Advice Hazlitt applied to the world but not necessarily to himself. He was never a “silent spectator.” He had a streak of meddlesomeness and finished his career with a four-volume biography of Napoleon that no one reads today. I favor writers who at least try to write most impersonally when addressing personal matters. One of the attractions of blogging is the qualified anonymity it permits. Words matter, not our precious “personality.” Except for the bit about “pure spirit” – no one I know – Hazlitt describes a writer’s ideal of spectatorship

 

“Loop-holes” in Hazlitt suggests a means of observing the world.
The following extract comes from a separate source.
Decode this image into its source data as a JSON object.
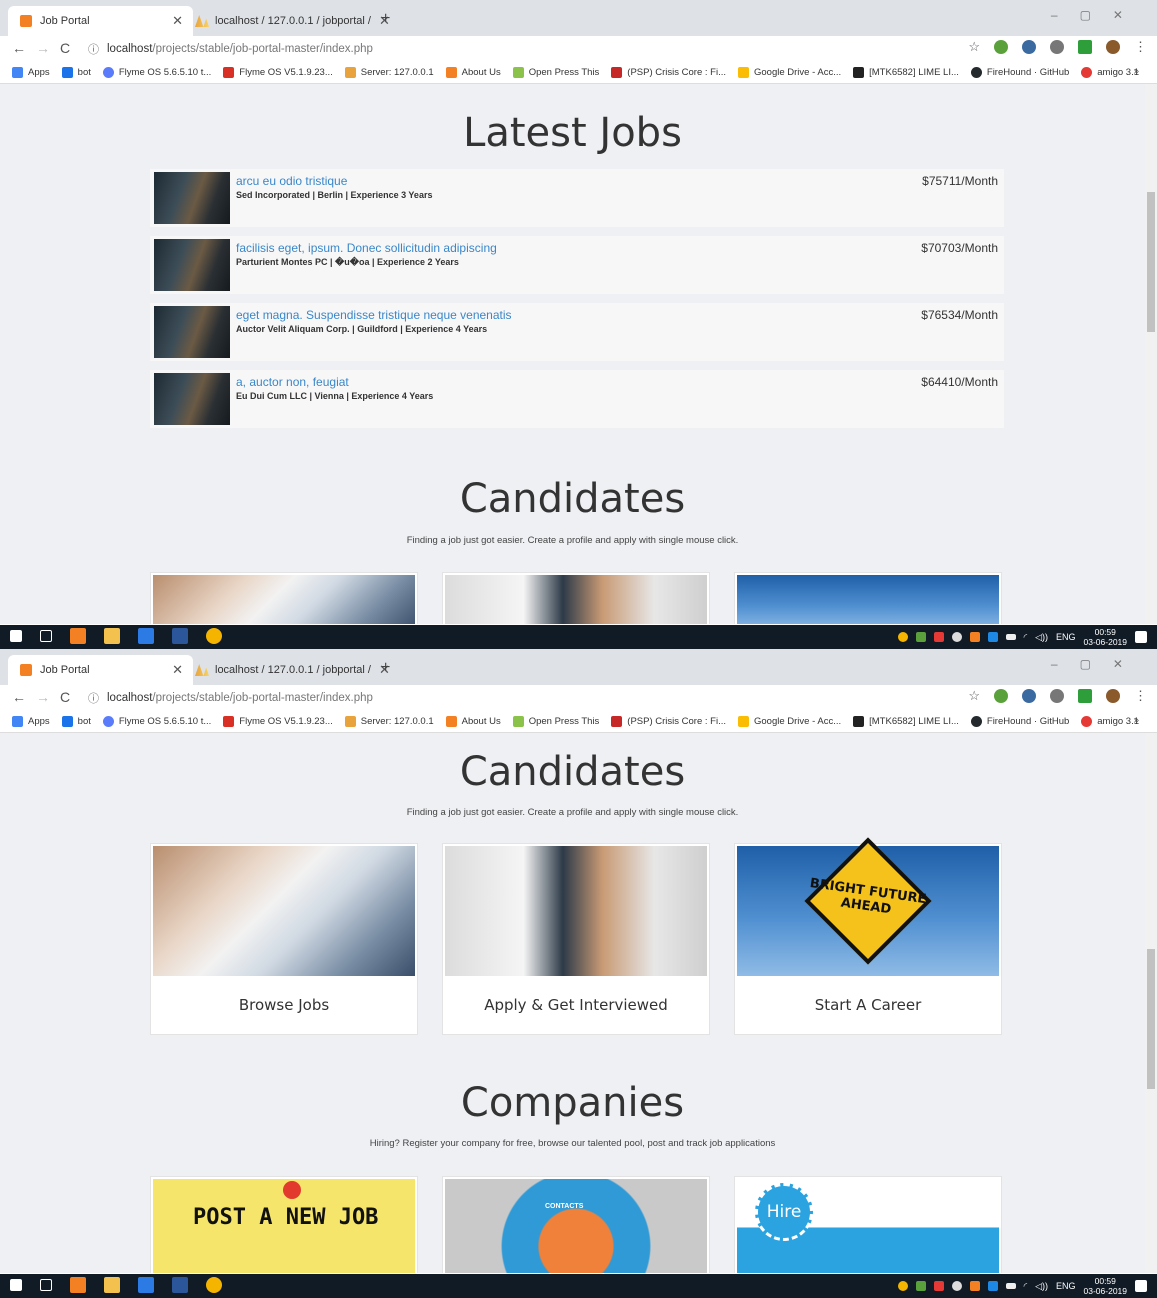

Even earlier, “loop-holes” shows up in a 1619 sonnet by Michael Drayton:

 

“There’s nothing grieves me, but that Age should haste,

That in my days I may not see thee old,

That where those two clear sparkling eyes are placed

Only two loop-holes then I might behold;

That lovely, arched, ivory, polished brow

Defaced with wrinkles that I might but see;

Thy dainty hair, so curl’d and crisped now,

Like grizzled moss upon some aged tree;

Thy cheek, now flush with roses, sunk and lean;

Thy lips with age as any wafer thin;

Thy pearly teeth out of thy head so clean,

That, when thou feed’st, thy nose shall touch thy chin.

    These lines that now thou scorn’st, which should delight thee,

    Then would I make thee read but to despite thee.”

 

Drayton is a close contemporary of Shakespeare. Scholars have suggested his work might have been better known if he hadn’t been overshadowed by the author of King Lear. Both wrote sonnet cycles, a popular form at the time. Drayton’s sonnet ponders the effects of aging on his loved one, its inevitable ravages. Through the poet's own “loop-holes” he observes its sad workings. Born in 1563, Drayton died on this date, December 23, in 1631 at age sixty-eight.


[The Irish writer Brian Lynch published his novel about Cowper, The Winner of Sorrow, in 2005, and Dalkey Archive brought it out in the U.S. in 2009. It’s among the finest novels of our still-young century.]